There’s a gym class somewhere missing Matt Rhule, whose team managed to look like 53 guys who were meeting for the first time in the first half only to be let down, once they figured things out, by their coach’s decision-making at the most critical moment in the second.
Just when McCaffrey got rolling, getting the Panthers down to the Browns’ 14-yard line, a fumbled snap — one of several by Baker Mayfield on the day in his Carolina debut, including one that McCaffrey picked up off the ground and ran with — cost the Panthers a down. Then, instead of even taking a shot at the end zone, they ran a pair of give-up runs inside and sent out Eddy Piniero, a late-camp replacement for the injured Zane Gonzalez, to kick a field goal with 67 seconds still on the clock.
Rhule and Mayfield said afterward that they were run-pass options that ended up runs, but either way, the failure to be more aggressive with the game on the line showed a lack of faith in an offense that finally found its groove — and would prove fatal.
The Browns had run the ball almost at will all day, but with no timeouts, they were stuck relying on Jacoby Brissett to take them down the field. The Panthers thought they had a better chance of stopping Brissett than trying to punch the ball in themselves. A 58-yard field goal later, they found themselves in the wrong.
Rhule even walked away with a timeout in his pocket after the Panthers got the ball back with 8 seconds to go, for all the world looking like a guy pulling a Full Costanza after finding out the Nebraska job was open. If the Panthers had any trophies, he’d be dragging them around the parking lot right now. That, at least, would have been a Rhule decision fans could get behind.
It was remarkable, to be sure, the Panthers had a chance to win this game at all. They were booed off the field in the second quarter, Mayfield bounced five passes off his former teammates and threw a sixth directly to one, and McCaffrey was merely a rumor until midway through the second half. Their best offensive play in the first quarter was a roughing-the-passer penalty on the Browns.
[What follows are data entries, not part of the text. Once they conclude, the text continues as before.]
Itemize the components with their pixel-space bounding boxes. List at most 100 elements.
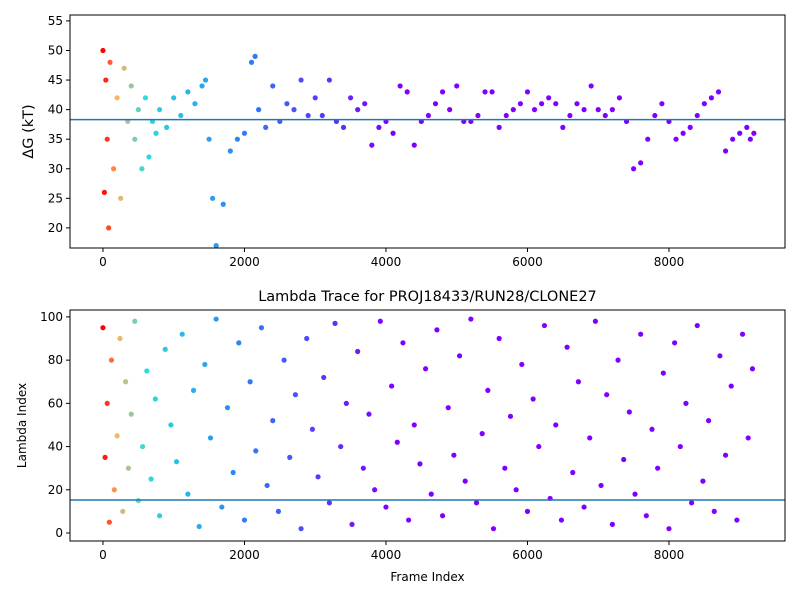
point xyxy=(241,130,248,136)
y-tick-label: 20 xyxy=(48,483,63,497)
point xyxy=(199,83,205,89)
point xyxy=(519,361,525,368)
point xyxy=(362,101,368,107)
point xyxy=(139,443,146,450)
point xyxy=(638,331,644,337)
point xyxy=(213,316,219,322)
point xyxy=(722,452,729,458)
point xyxy=(517,101,523,107)
point xyxy=(479,431,485,437)
point xyxy=(372,487,378,493)
point xyxy=(383,504,389,510)
point xyxy=(247,379,253,385)
chart-title: Lambda Trace for PROJ18433/RUN28/CLONE27 xyxy=(258,289,597,305)
point xyxy=(400,340,406,346)
point xyxy=(598,482,604,489)
point xyxy=(602,112,608,119)
point xyxy=(139,166,145,172)
x-tick-label: 6000 xyxy=(512,255,543,269)
y-tick-label: 25 xyxy=(48,191,63,205)
point xyxy=(496,124,502,130)
point xyxy=(531,107,538,113)
point xyxy=(101,189,107,196)
point xyxy=(389,383,395,389)
x-tick-label: 0 xyxy=(99,548,107,562)
point xyxy=(462,478,468,484)
point xyxy=(132,136,138,142)
point xyxy=(609,107,615,113)
point xyxy=(615,357,621,363)
point xyxy=(454,83,460,89)
point xyxy=(536,443,542,450)
point xyxy=(666,526,672,532)
point xyxy=(230,469,236,476)
point xyxy=(422,366,429,372)
point xyxy=(256,107,262,113)
y-tick-label: 80 xyxy=(48,353,63,367)
point xyxy=(397,83,403,89)
point xyxy=(411,422,417,428)
top-axes: 0 2000 4000 6000 8000 20 25 30 35 40 45 50 55 ΔG (kT) xyxy=(21,14,786,269)
point xyxy=(298,77,304,83)
y-tick-label: 60 xyxy=(48,396,63,410)
point xyxy=(439,89,446,95)
point xyxy=(148,476,154,482)
point xyxy=(745,435,751,441)
point xyxy=(700,478,706,484)
point xyxy=(258,325,265,331)
point xyxy=(404,89,410,95)
point xyxy=(649,426,655,432)
point xyxy=(546,95,552,101)
point xyxy=(425,112,432,119)
y-tick-label: 55 xyxy=(48,14,63,28)
point xyxy=(673,136,679,142)
point xyxy=(162,346,168,352)
point xyxy=(121,65,127,71)
x-tick-label: 4000 xyxy=(371,255,402,269)
point xyxy=(168,422,174,428)
point xyxy=(366,411,372,417)
point xyxy=(451,452,457,458)
x-tick-label: 2000 xyxy=(229,548,260,562)
point xyxy=(604,392,610,398)
point xyxy=(227,148,233,154)
point xyxy=(118,195,124,201)
point xyxy=(114,95,120,101)
point xyxy=(655,465,661,471)
y-axis-label: Lambda Index xyxy=(15,383,29,468)
point xyxy=(524,89,531,95)
point xyxy=(108,357,115,363)
point xyxy=(439,513,446,519)
point xyxy=(103,77,109,83)
point xyxy=(570,469,576,476)
point xyxy=(106,225,112,231)
point xyxy=(179,331,185,337)
point xyxy=(717,353,723,359)
point xyxy=(632,491,638,497)
y-tick-label: 30 xyxy=(48,162,63,176)
point xyxy=(475,112,481,119)
point xyxy=(575,379,582,385)
point xyxy=(539,101,545,107)
point xyxy=(592,318,598,324)
point xyxy=(689,500,695,506)
point xyxy=(541,322,548,329)
point xyxy=(482,89,488,95)
point xyxy=(739,331,746,337)
point xyxy=(100,47,106,54)
point xyxy=(213,243,219,248)
point xyxy=(558,517,565,523)
point xyxy=(343,400,349,406)
point xyxy=(123,379,129,385)
point xyxy=(394,439,400,445)
point xyxy=(417,461,423,467)
point xyxy=(309,426,315,432)
point xyxy=(107,59,113,65)
y-tick-label: 40 xyxy=(48,103,63,117)
y-tick-label: 50 xyxy=(48,43,63,57)
point xyxy=(192,101,198,107)
point xyxy=(574,101,580,107)
point xyxy=(564,344,570,350)
point xyxy=(645,136,651,142)
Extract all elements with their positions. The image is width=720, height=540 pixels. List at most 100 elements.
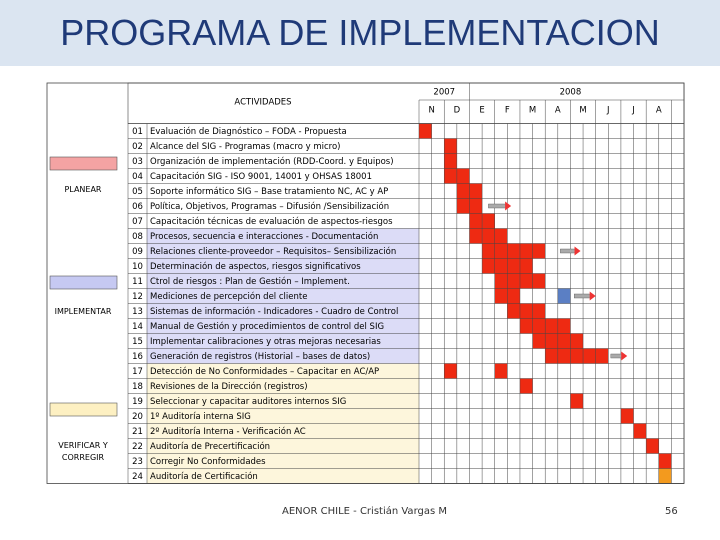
- row-number: 01: [132, 127, 143, 137]
- row-number: 02: [132, 142, 143, 152]
- row-background: [147, 393, 419, 409]
- schedule-cell: [444, 138, 457, 154]
- schedule-cell: [456, 198, 470, 214]
- schedule-cell: [545, 318, 558, 334]
- arrow-shaft: [488, 203, 507, 209]
- schedule-cell: [532, 243, 546, 259]
- activity: Mediciones de percepción del cliente: [150, 291, 307, 302]
- activity: Generación de registros (Historial – bas…: [150, 351, 370, 362]
- schedule-cell: [507, 243, 520, 259]
- schedule-cell: [658, 468, 672, 484]
- activity: Implementar calibraciones y otras mejora…: [150, 337, 381, 347]
- row-number: 05: [132, 187, 143, 197]
- row-background: [147, 453, 419, 469]
- row-number: 16: [132, 352, 143, 362]
- arrow-head: [574, 246, 581, 256]
- year-label: 2007: [433, 88, 455, 98]
- schedule-cell: [532, 303, 546, 319]
- row-background: [147, 258, 419, 274]
- schedule-cell: [557, 318, 571, 334]
- row-number: 20: [132, 412, 143, 422]
- month-label: J: [631, 106, 635, 116]
- schedule-cell: [583, 348, 596, 364]
- row-background: [147, 378, 419, 394]
- schedule-cell: [519, 303, 533, 319]
- row-number: 13: [132, 307, 143, 317]
- activity: Evaluación de Diagnóstico – FODA - Propu…: [150, 126, 347, 137]
- row-background: [147, 468, 419, 484]
- activity: Detección de No Conformidades – Capacita…: [150, 366, 379, 377]
- activity: Determinación de aspectos, riesgos signi…: [150, 261, 361, 272]
- arrow-shaft: [574, 293, 591, 299]
- row-number: 15: [132, 337, 143, 347]
- activity: Seleccionar y capacitar auditores intern…: [150, 397, 346, 407]
- schedule-cell: [482, 213, 495, 229]
- phase-swatch: [49, 275, 118, 290]
- row-background: [147, 303, 419, 319]
- month-label: D: [454, 106, 461, 116]
- month-label: N: [428, 106, 434, 116]
- schedule-cell: [557, 333, 571, 349]
- arrow-head: [621, 351, 628, 361]
- row-background: [147, 348, 419, 364]
- row-background: [147, 198, 419, 214]
- slide-title: PROGRAMA DE IMPLEMENTACION: [0, 0, 720, 66]
- row-background: [147, 423, 419, 439]
- schedule-cell: [469, 228, 483, 244]
- row-background: [147, 363, 419, 379]
- column-header: ACTIVIDADES: [234, 98, 291, 108]
- activity: Revisiones de la Dirección (registros): [150, 381, 308, 392]
- row-number: 03: [132, 157, 143, 167]
- month-label: A: [555, 106, 561, 116]
- schedule-cell: [557, 288, 571, 304]
- schedule-cell: [532, 273, 546, 289]
- month-label: E: [479, 106, 484, 116]
- activity: Corregir No Conformidades: [150, 457, 266, 467]
- activity: Ctrol de riesgos : Plan de Gestión – Imp…: [150, 276, 350, 287]
- activity: Relaciones cliente-proveedor – Requisito…: [150, 246, 396, 257]
- arrow-head: [505, 201, 512, 211]
- schedule-cell: [507, 303, 520, 319]
- schedule-cell: [494, 243, 508, 259]
- footer-author: AENOR CHILE - Cristián Vargas M: [282, 506, 447, 517]
- phase-label: IMPLEMENTAR: [54, 307, 112, 316]
- schedule-cell: [482, 258, 495, 274]
- activity: Capacitación SIG - ISO 9001, 14001 y OHS…: [150, 171, 372, 182]
- schedule-cell: [545, 348, 558, 364]
- row-background: [147, 228, 419, 244]
- phase-label: PLANEAR: [64, 185, 102, 194]
- schedule-cell: [494, 273, 508, 289]
- row-background: [147, 168, 419, 184]
- schedule-cell: [444, 363, 457, 379]
- row-background: [147, 153, 419, 169]
- schedule-cell: [419, 123, 432, 139]
- schedule-cell: [444, 153, 457, 169]
- activity: Organización de implementación (RDD-Coor…: [150, 156, 394, 167]
- row-background: [147, 213, 419, 229]
- row-number: 10: [132, 262, 143, 272]
- month-label: F: [505, 106, 510, 116]
- schedule-cell: [482, 228, 495, 244]
- arrow-head: [589, 291, 596, 301]
- schedule-cell: [507, 258, 520, 274]
- month-label: J: [606, 106, 610, 116]
- activity: Auditoría de Precertificación: [150, 441, 270, 452]
- row-number: 17: [132, 367, 143, 377]
- schedule-cell: [444, 168, 457, 184]
- row-number: 07: [132, 217, 143, 227]
- schedule-cell: [532, 318, 546, 334]
- row-background: [147, 333, 419, 349]
- schedule-cell: [658, 453, 672, 469]
- schedule-cell: [482, 243, 495, 259]
- year-label: 2008: [560, 88, 582, 98]
- schedule-cell: [545, 333, 558, 349]
- header-box: [127, 82, 685, 124]
- schedule-cell: [519, 243, 533, 259]
- row-number: 04: [132, 172, 143, 182]
- schedule-cell: [519, 273, 533, 289]
- schedule-cell: [532, 333, 546, 349]
- row-background: [147, 288, 419, 304]
- month-label: M: [529, 106, 536, 116]
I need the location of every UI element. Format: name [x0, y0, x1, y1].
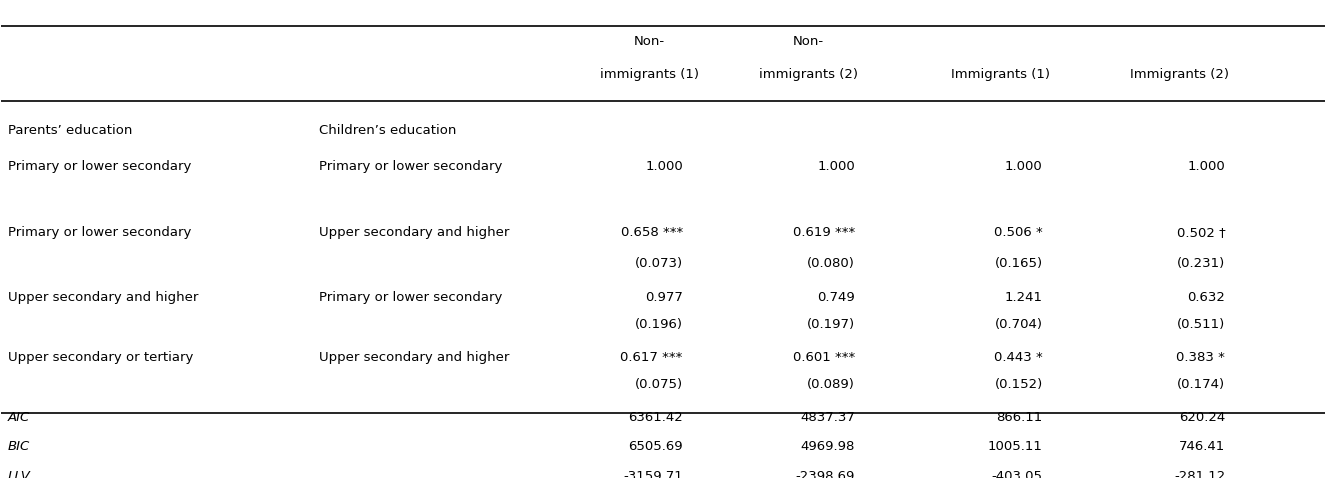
- Text: 4969.98: 4969.98: [801, 441, 855, 454]
- Text: Non-: Non-: [634, 35, 666, 48]
- Text: -3159.71: -3159.71: [623, 469, 683, 478]
- Text: 0.443 *: 0.443 *: [994, 351, 1042, 364]
- Text: (0.080): (0.080): [808, 257, 855, 271]
- Text: Immigrants (1): Immigrants (1): [951, 68, 1050, 81]
- Text: BIC: BIC: [8, 441, 30, 454]
- Text: 1.241: 1.241: [1005, 291, 1042, 304]
- Text: -403.05: -403.05: [992, 469, 1042, 478]
- Text: Upper secondary and higher: Upper secondary and higher: [320, 226, 509, 239]
- Text: 746.41: 746.41: [1179, 441, 1225, 454]
- Text: Upper secondary and higher: Upper secondary and higher: [8, 291, 199, 304]
- Text: (0.511): (0.511): [1177, 318, 1225, 331]
- Text: 4837.37: 4837.37: [800, 412, 855, 424]
- Text: (0.197): (0.197): [806, 318, 855, 331]
- Text: 1.000: 1.000: [817, 160, 855, 173]
- Text: 6505.69: 6505.69: [629, 441, 683, 454]
- Text: (0.196): (0.196): [635, 318, 683, 331]
- Text: 1005.11: 1005.11: [988, 441, 1042, 454]
- Text: 0.502 †: 0.502 †: [1176, 226, 1225, 239]
- Text: 1.000: 1.000: [1188, 160, 1225, 173]
- Text: (0.152): (0.152): [994, 378, 1042, 391]
- Text: (0.174): (0.174): [1177, 378, 1225, 391]
- Text: 0.601 ***: 0.601 ***: [793, 351, 855, 364]
- Text: Upper secondary and higher: Upper secondary and higher: [320, 351, 509, 364]
- Text: (0.075): (0.075): [635, 378, 683, 391]
- Text: Immigrants (2): Immigrants (2): [1130, 68, 1229, 81]
- Text: 0.383 *: 0.383 *: [1176, 351, 1225, 364]
- Text: Primary or lower secondary: Primary or lower secondary: [8, 160, 191, 173]
- Text: (0.089): (0.089): [808, 378, 855, 391]
- Text: 6361.42: 6361.42: [629, 412, 683, 424]
- Text: Primary or lower secondary: Primary or lower secondary: [8, 226, 191, 239]
- Text: (0.165): (0.165): [994, 257, 1042, 271]
- Text: 0.749: 0.749: [817, 291, 855, 304]
- Text: Non-: Non-: [793, 35, 825, 48]
- Text: 0.617 ***: 0.617 ***: [621, 351, 683, 364]
- Text: AIC: AIC: [8, 412, 30, 424]
- Text: LLV: LLV: [8, 469, 30, 478]
- Text: Children’s education: Children’s education: [320, 124, 456, 137]
- Text: Parents’ education: Parents’ education: [8, 124, 133, 137]
- Text: (0.073): (0.073): [635, 257, 683, 271]
- Text: 0.977: 0.977: [644, 291, 683, 304]
- Text: 620.24: 620.24: [1179, 412, 1225, 424]
- Text: 1.000: 1.000: [644, 160, 683, 173]
- Text: 1.000: 1.000: [1005, 160, 1042, 173]
- Text: 866.11: 866.11: [997, 412, 1042, 424]
- Text: -281.12: -281.12: [1174, 469, 1225, 478]
- Text: 0.658 ***: 0.658 ***: [621, 226, 683, 239]
- Text: Primary or lower secondary: Primary or lower secondary: [320, 291, 503, 304]
- Text: immigrants (2): immigrants (2): [758, 68, 858, 81]
- Text: (0.704): (0.704): [994, 318, 1042, 331]
- Text: immigrants (1): immigrants (1): [601, 68, 699, 81]
- Text: Upper secondary or tertiary: Upper secondary or tertiary: [8, 351, 194, 364]
- Text: (0.231): (0.231): [1177, 257, 1225, 271]
- Text: 0.632: 0.632: [1188, 291, 1225, 304]
- Text: Primary or lower secondary: Primary or lower secondary: [320, 160, 503, 173]
- Text: -2398.69: -2398.69: [796, 469, 855, 478]
- Text: 0.506 *: 0.506 *: [994, 226, 1042, 239]
- Text: 0.619 ***: 0.619 ***: [793, 226, 855, 239]
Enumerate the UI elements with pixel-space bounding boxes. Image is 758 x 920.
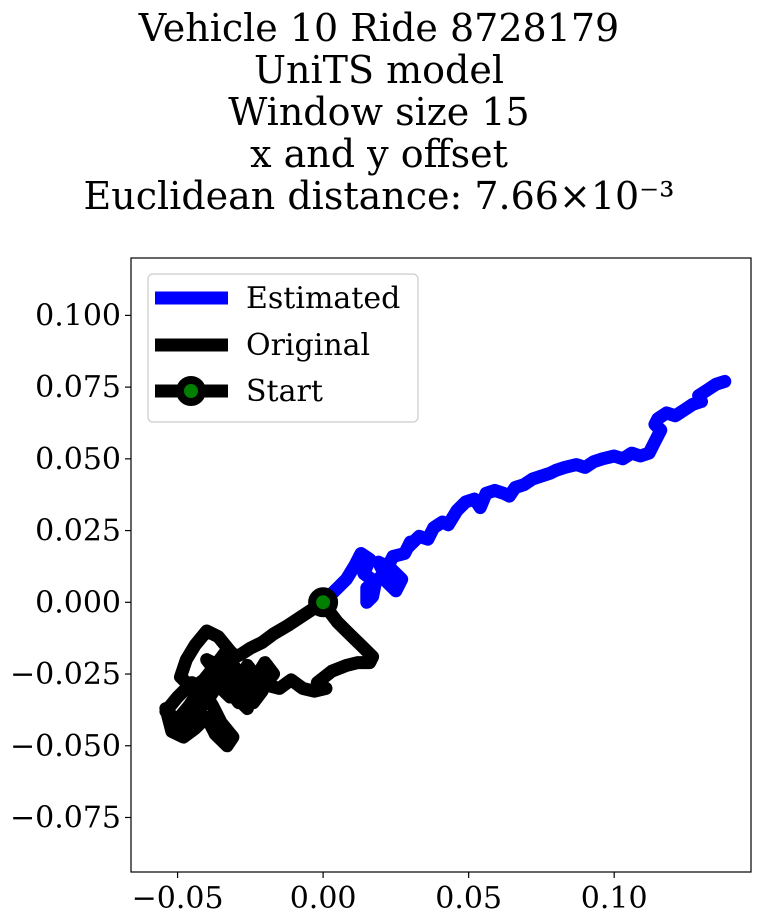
axes-frame [130,257,752,873]
legend: Estimated Original Start [147,273,419,423]
chart-title-line-3: Window size 15 [228,90,530,134]
x-ticks: −0.05 0.00 0.05 0.10 [132,872,648,916]
legend-label-original: Original [246,328,370,363]
legend-label-start: Start [246,374,323,409]
legend-start-marker [176,376,206,406]
data-layer [159,374,732,753]
x-tick-label: −0.05 [132,881,224,916]
chart-title-line-1: Vehicle 10 Ride 8728179 [138,6,620,50]
y-tick-label: 0.050 [35,442,121,477]
x-tick-label: 0.00 [290,881,357,916]
legend-label-estimated: Estimated [246,281,400,316]
y-tick-label: 0.025 [35,514,121,549]
series-line-original [159,595,380,753]
y-ticks: 0.100 0.075 0.050 0.025 0.000 −0.025 −0.050 −0.… [10,298,131,835]
start-marker [308,587,339,618]
y-tick-label: 0.100 [35,298,121,333]
x-tick-label: 0.10 [581,881,648,916]
x-tick-label: 0.05 [435,881,502,916]
chart-title-line-2: UniTS model [254,48,504,92]
chart-title-line-4: x and y offset [250,132,508,176]
y-tick-label: −0.050 [10,729,121,764]
y-tick-label: 0.000 [35,585,121,620]
y-tick-label: −0.075 [10,800,121,835]
series-line-estimated [316,374,732,609]
chart-title-line-5: Euclidean distance: 7.66×10⁻³ [83,174,675,218]
y-tick-label: −0.025 [10,657,121,692]
y-tick-label: 0.075 [35,370,121,405]
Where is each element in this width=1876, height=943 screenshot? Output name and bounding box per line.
CBS, at one point, caught owner David Tepper with the same expression on his face as every Panthers fan. They had no right to be in a game they ended up leading in the final two minutes.
But in it they were, with Mayfield finding his groove and zinging a 75-yard touchdown pass to Robbie Anderson, a one-play touchdown drive, and McCaffrey thriving in space and the defense getting stops. A restless, unhappy crowd finally had reason to cheer. If Burns had been able to keep away from Brissett’s helmet, the Browns’ last drive might have ended with a stop, too, and the game with it.
“It’s encouraging that we were able to turn it on,” Burns said. “It could have been a whole lot worse than what happened.”
So it’s all the more disappointing that the small-minded approach to the final two minutes left the Panthers in an all-too-familiar position when they were on the verge of starting fresh, riding Mayfield and a healthy McCaffrey to a very un-Panthers win, only to end up with a very ur-Panthers loss.